I had a feeling I got stuck with a boy! My neighbors live to close to me so I'm going to have to re home him. It's a shame I was really looking forward to the blue eggs!


----------



## MaransGuy (Jul 15, 2013)

I doesn't look like a Blue Ameraucana to me. It might be a Splash Ameraucana?? I may be wrong.


----------



## jzervas92 (Sep 7, 2013)

The person I got it from said it was "pure" blue but it's probably not


----------



## jennifer (May 14, 2013)

I had blue, blue Wheaton, splash, Wheaton, but I still can't tell you which it looked like at that age. I'm sure it's not a full blue. Looks pretty though. Also... You never know about our opinions. It could very well be a hen. Wait a couple weeks before you re home her.


----------



## MaransGuy (Jul 15, 2013)

Well said Jennifer.


----------



## jzervas92 (Sep 7, 2013)

It's gonna be interesting to see what he or she turns out to be! I'm gonna wait till he crows before I re home him. Thanks for all the responses! I have my fingers crossed that it turns out to be a girl!


----------



## Jim (Sep 26, 2012)

For me, Ameraucanas have to be older to tell sex, that pea comb throws me off!


----------



## kjohnstone (Mar 30, 2013)

Not an Ameraucana, shanks and feet wrong color. My Ameraucana were slate of shanks and feet from the day I bought the day-old chicks. My Blue-wheaton girl had lenthwise chick-stripes, w/a black stripe horizontal across each eye. The black (or dark grey) stripes quickly widened until that was the only color on the head.


----------



## Jim (Sep 26, 2012)

kjohnstone said:


> Not an Ameraucana, shanks and feet wrong color. My Ameraucana were slate of shanks and feet from the day I bought the day-old chicks. My Blue-wheaton girl had lenthwise chick-stripes, w/a black stripe horizontal across each eye. The black (or dark grey) stripes quickly widened until that was the only color on the head.

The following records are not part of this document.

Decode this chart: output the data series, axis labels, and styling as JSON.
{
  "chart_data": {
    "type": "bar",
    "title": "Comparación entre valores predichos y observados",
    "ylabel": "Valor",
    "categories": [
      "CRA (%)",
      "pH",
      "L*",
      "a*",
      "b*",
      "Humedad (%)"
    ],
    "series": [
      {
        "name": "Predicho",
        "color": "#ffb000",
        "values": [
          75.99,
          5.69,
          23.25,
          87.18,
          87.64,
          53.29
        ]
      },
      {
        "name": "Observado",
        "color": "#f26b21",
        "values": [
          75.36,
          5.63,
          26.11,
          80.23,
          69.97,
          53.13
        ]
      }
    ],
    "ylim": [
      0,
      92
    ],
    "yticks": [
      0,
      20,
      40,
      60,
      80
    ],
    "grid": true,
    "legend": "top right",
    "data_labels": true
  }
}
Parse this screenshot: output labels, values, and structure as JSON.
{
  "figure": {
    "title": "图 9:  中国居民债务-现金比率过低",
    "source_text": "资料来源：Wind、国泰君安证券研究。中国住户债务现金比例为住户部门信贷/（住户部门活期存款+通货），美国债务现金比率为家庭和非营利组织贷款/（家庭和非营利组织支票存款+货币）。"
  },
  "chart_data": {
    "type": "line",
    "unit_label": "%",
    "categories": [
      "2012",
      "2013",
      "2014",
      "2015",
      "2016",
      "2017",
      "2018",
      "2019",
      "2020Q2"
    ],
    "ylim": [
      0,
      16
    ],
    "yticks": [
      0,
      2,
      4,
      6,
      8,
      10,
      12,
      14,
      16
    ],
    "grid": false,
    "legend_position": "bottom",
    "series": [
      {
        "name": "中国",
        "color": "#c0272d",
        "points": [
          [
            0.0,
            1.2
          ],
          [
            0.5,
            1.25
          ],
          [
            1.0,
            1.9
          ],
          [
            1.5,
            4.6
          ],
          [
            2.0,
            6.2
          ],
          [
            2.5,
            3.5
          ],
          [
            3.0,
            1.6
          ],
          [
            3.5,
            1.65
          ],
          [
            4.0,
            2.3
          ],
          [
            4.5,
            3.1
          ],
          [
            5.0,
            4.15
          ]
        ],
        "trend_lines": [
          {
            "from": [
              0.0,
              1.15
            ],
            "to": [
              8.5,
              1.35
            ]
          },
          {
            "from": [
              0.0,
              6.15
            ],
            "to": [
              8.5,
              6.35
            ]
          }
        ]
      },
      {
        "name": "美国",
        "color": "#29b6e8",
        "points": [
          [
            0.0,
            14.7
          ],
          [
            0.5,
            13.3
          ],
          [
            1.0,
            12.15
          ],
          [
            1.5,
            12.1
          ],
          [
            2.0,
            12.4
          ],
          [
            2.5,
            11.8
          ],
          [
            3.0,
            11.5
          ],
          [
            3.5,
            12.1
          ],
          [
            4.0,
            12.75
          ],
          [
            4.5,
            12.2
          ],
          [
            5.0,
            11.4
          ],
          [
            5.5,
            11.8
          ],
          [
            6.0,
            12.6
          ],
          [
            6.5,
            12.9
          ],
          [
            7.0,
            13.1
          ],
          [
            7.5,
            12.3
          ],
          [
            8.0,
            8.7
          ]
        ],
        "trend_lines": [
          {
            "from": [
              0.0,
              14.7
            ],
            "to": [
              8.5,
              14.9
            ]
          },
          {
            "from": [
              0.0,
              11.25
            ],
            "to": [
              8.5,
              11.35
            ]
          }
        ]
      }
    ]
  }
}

I thought those feet looked fishy too, but, been a while since I have had little Ameraucanas. Could not remember if their color "grew" with them as an EE does.


----------



## Jim (Sep 26, 2012)

Looks like it will still be a cute chick!


----------



## jennifer (May 14, 2013)

That's my blue Wheaton at 8 months old. She lays a nice medium blue egg.
















This is a pic of my Wheaton that turned out to be a rooster.. I thought it was a hen til 3.5 months!!!









You just never know. I bought a blue and it was 5 months before it started filling out. I thought it was a hen the whole time.. Didn't crow til 10 months!


----------



## puppidoodle (Jul 14, 2013)

Pretty chickens though


----------